Like Robin David, many older Indians, mindful of our own
anti-imperialist struggle, are wary of Israel because of its treatment
of Palestinians, even though it wouldn't even occur to us to suggest
that Indian Jews were somehow responsible for Israeli policy. India
established diplomatic relations with Israel only in 1992, but since
then, the two countries have got along like a house on fire, and have
a roaring trade in defense supplies. Many Indians of a certain bent of
mind admire Jersualem for the tough action it takes against
terrorists, and letters to the editor in Indian newspaper frequently
exhort New Delhi to learn its lessons from Israel.

There's another aspect to the relationship that goes unnoticed by most
Indians. Each year, an estimated 20,000 Israelis take their vacations
in India after finishing their three-year compulsory military service
stints. Their 15,000-shekel bonuses go much further in India and, as
one Israeli told me recently, "It's nice to be in a place where you
don't always have to watch your back." The beaches of Goa and the
Himalayan slopes of Kulu and Manali, notable for their drug-fuelled
trace parties, rank high on the visitors' itineraries. The massive
numbers of Israelis in the subcontinent prompted the Brooklyn-based
Lubavitcher sect to open its first Indian mission center--known around
the world as Chabad Houses--in the western city of Pune in 2000.

Two years ago, I travelled to Pune to interview Rabbi Betzalel
Kupchick, who ran the center. By offering his hundreds of Jewish
visitors a year free meals and the chance to chat in Hebrew, Rabbi
Kupchick believed he was opening an opportunity for dialogue. "There
are many ways that God brings people to Him," he told me patiently.
"Here, without the pressure of family and society, Israelis are more
open-minded. Often, this is their first exposure to spiritual things.
When they're come to India, they're searching."
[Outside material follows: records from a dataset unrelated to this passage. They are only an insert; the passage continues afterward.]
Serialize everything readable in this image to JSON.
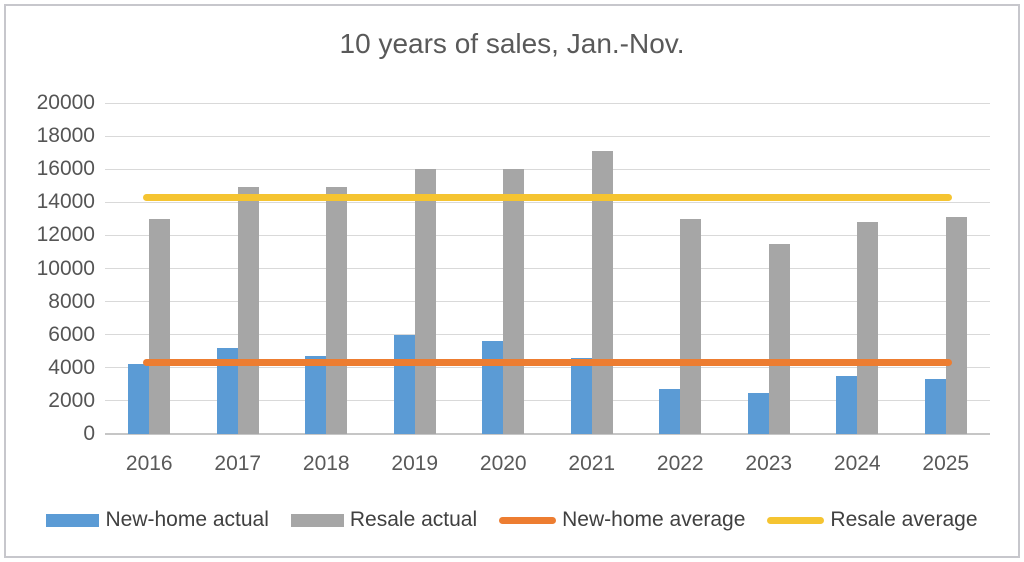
{
  "chart_data": {
    "type": "bar",
    "title": "10 years of sales, Jan.-Nov.",
    "categories": [
      "2016",
      "2017",
      "2018",
      "2019",
      "2020",
      "2021",
      "2022",
      "2023",
      "2024",
      "2025"
    ],
    "series": [
      {
        "name": "New-home actual",
        "type": "bar",
        "color": "#5B9BD5",
        "values": [
          4200,
          5200,
          4700,
          6000,
          5600,
          4600,
          2700,
          2500,
          3500,
          3300
        ]
      },
      {
        "name": "Resale actual",
        "type": "bar",
        "color": "#A6A6A6",
        "values": [
          13000,
          14900,
          14900,
          16000,
          16000,
          17100,
          13000,
          11500,
          12800,
          13100
        ]
      },
      {
        "name": "New-home average",
        "type": "line",
        "color": "#ED7D31",
        "value": 4300
      },
      {
        "name": "Resale average",
        "type": "line",
        "color": "#F5C431",
        "value": 14300
      }
    ],
    "xlabel": "",
    "ylabel": "",
    "ylim": [
      0,
      20000
    ],
    "ytick_step": 2000,
    "grid": true,
    "legend_position": "bottom"
  }
}
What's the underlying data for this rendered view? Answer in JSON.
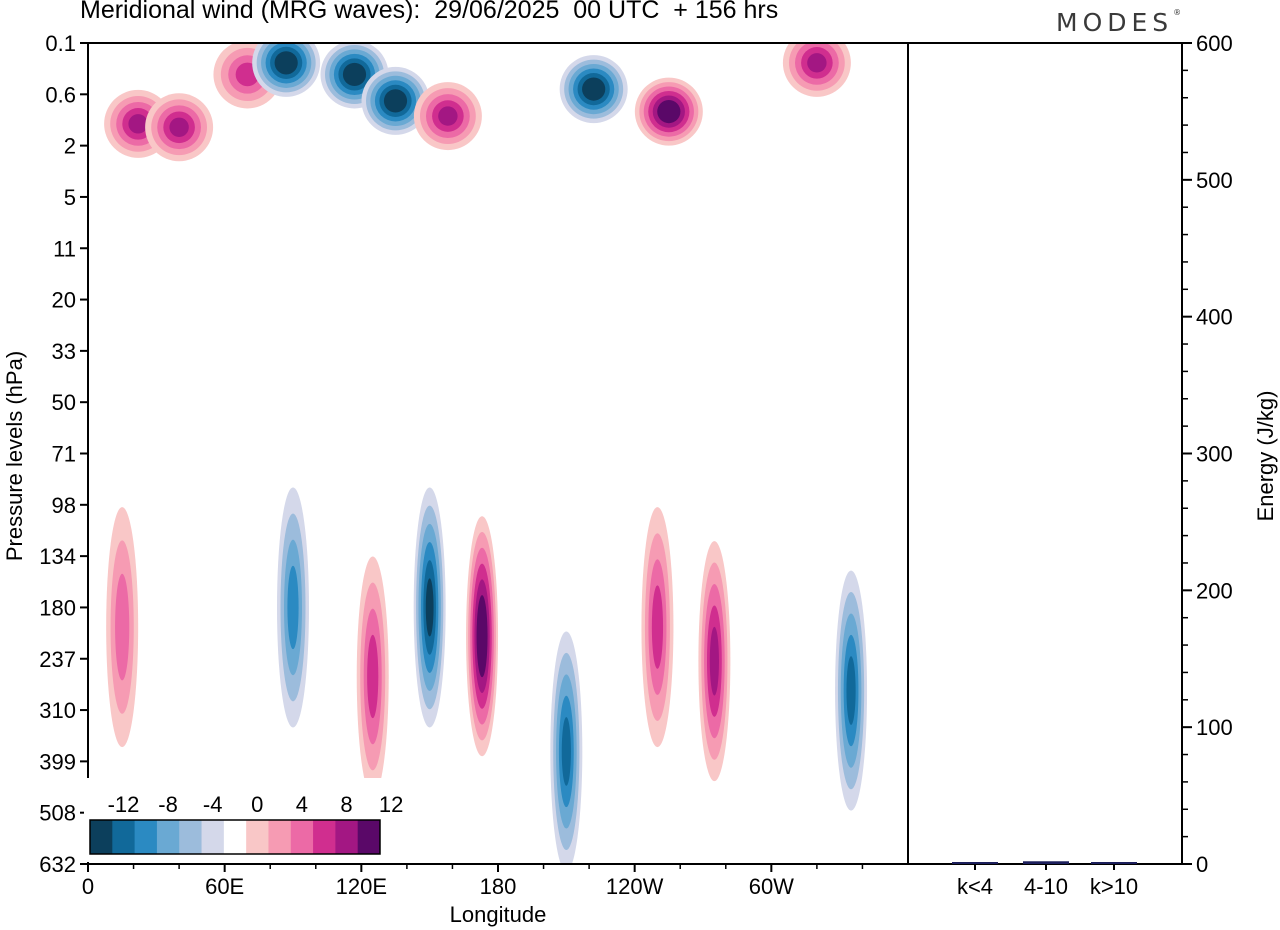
{
  "title": "Meridional wind (MRG waves):  29/06/2025  00 UTC  + 156 hrs",
  "logo_text": "MODES",
  "logo_mark": "®",
  "chart_data": [
    {
      "type": "heatmap",
      "title": "Meridional wind (MRG waves):  29/06/2025  00 UTC  + 156 hrs",
      "xlabel": "Longitude",
      "ylabel": "Pressure levels (hPa)",
      "x_ticks": [
        "0",
        "60E",
        "120E",
        "180",
        "120W",
        "60W"
      ],
      "x_range": [
        0,
        360
      ],
      "y_ticks": [
        "0.1",
        "0.6",
        "2",
        "5",
        "11",
        "20",
        "33",
        "50",
        "71",
        "98",
        "134",
        "180",
        "237",
        "310",
        "399",
        "508",
        "632"
      ],
      "colorbar": {
        "labels": [
          "-12",
          "-8",
          "-4",
          "0",
          "4",
          "8",
          "12"
        ],
        "levels": [
          -14,
          -12,
          -10,
          -8,
          -6,
          -4,
          -2,
          2,
          4,
          6,
          8,
          10,
          12,
          14
        ],
        "colors": [
          "#0c3f5c",
          "#11699a",
          "#2b8ac2",
          "#6aa9d3",
          "#9cbcdc",
          "#d4d8ea",
          "#ffffff",
          "#f9c7c7",
          "#f69bb3",
          "#ec6aa6",
          "#d02e8f",
          "#a31783",
          "#5a0868"
        ]
      },
      "features": [
        {
          "lon": 22,
          "level": 1.2,
          "value": 11
        },
        {
          "lon": 40,
          "level": 1.3,
          "value": 10
        },
        {
          "lon": 70,
          "level": 0.3,
          "value": 8
        },
        {
          "lon": 87,
          "level": 0.2,
          "value": -14
        },
        {
          "lon": 117,
          "level": 0.3,
          "value": -14
        },
        {
          "lon": 135,
          "level": 0.7,
          "value": -14
        },
        {
          "lon": 158,
          "level": 1.0,
          "value": 10
        },
        {
          "lon": 222,
          "level": 0.5,
          "value": -14
        },
        {
          "lon": 255,
          "level": 0.9,
          "value": 14
        },
        {
          "lon": 320,
          "level": 0.2,
          "value": 10
        },
        {
          "lon": 150,
          "level": 180,
          "value": -12
        },
        {
          "lon": 173,
          "level": 210,
          "value": 14
        },
        {
          "lon": 125,
          "level": 260,
          "value": 8
        },
        {
          "lon": 90,
          "level": 180,
          "value": -8
        },
        {
          "lon": 210,
          "level": 380,
          "value": -10
        },
        {
          "lon": 250,
          "level": 200,
          "value": 8
        },
        {
          "lon": 275,
          "level": 240,
          "value": 10
        },
        {
          "lon": 335,
          "level": 280,
          "value": -10
        },
        {
          "lon": 15,
          "level": 200,
          "value": 6
        }
      ]
    },
    {
      "type": "bar",
      "ylabel": "Energy (J/kg)",
      "categories": [
        "k<4",
        "4-10",
        "k>10"
      ],
      "values": [
        0.5,
        2,
        0.3
      ],
      "ylim": [
        0,
        600
      ],
      "y_ticks": [
        "0",
        "100",
        "200",
        "300",
        "400",
        "500",
        "600"
      ],
      "bar_color": "#1c1f5c"
    }
  ]
}
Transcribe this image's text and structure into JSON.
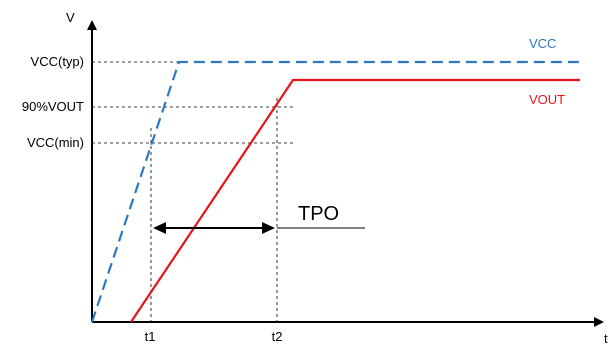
{
  "axes": {
    "y_label": "V",
    "x_label": "t"
  },
  "y_ticks": {
    "vcc_typ": "VCC(typ)",
    "vout_90": "90%VOUT",
    "vcc_min": "VCC(min)"
  },
  "x_ticks": {
    "t1": "t1",
    "t2": "t2"
  },
  "series": {
    "vcc": {
      "name": "VCC",
      "color": "#2f77c0"
    },
    "vout": {
      "name": "VOUT",
      "color": "#e8141c"
    }
  },
  "annotation": {
    "tpo": "TPO"
  }
}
In addition to the Pune center, Chabad Houses have also been opened
during the tourist season in Manali, Dharamsala, Rishikesh, and Delhi.
The Mumbai Chabad House has been so low key, few Mumbai Jews even knew
of its existence until the attacks on Wednesday. Mumbai's Jewish
community doesn't have much to do with the Israeli visitors and often
complain that despite the large number of visitors from the Promised
Land in town each week, the city's nine synagogues are often
hard-pressed on the Sabbath to find a minyan, the quorum of ten Jewish
men necessary for the service. Besides, the ultra-orthodox leanings of
the Lubavitchers have been regarded with some suspicion by liberal
Indian Jews.

That divide disappeared on Wednesday night. When I spoke to Robin
David on the phone on Friday, he was still trying to make sense of it
all. "The Indian Jewish identity is the only one that hasn't been
created by persecution," he said. "We've never felt scared. This is
the first time we've been made to feel like Jews." That, to me, has
been among the most tragic casualties of this terrorist attack. In a
barrage of grenades and bullets, a part of the Indian dream that's
2,500 years old has now been buried in a pile of bloody concrete
shards.

Naresh Fernandes is the editor of Time Out Mumbai.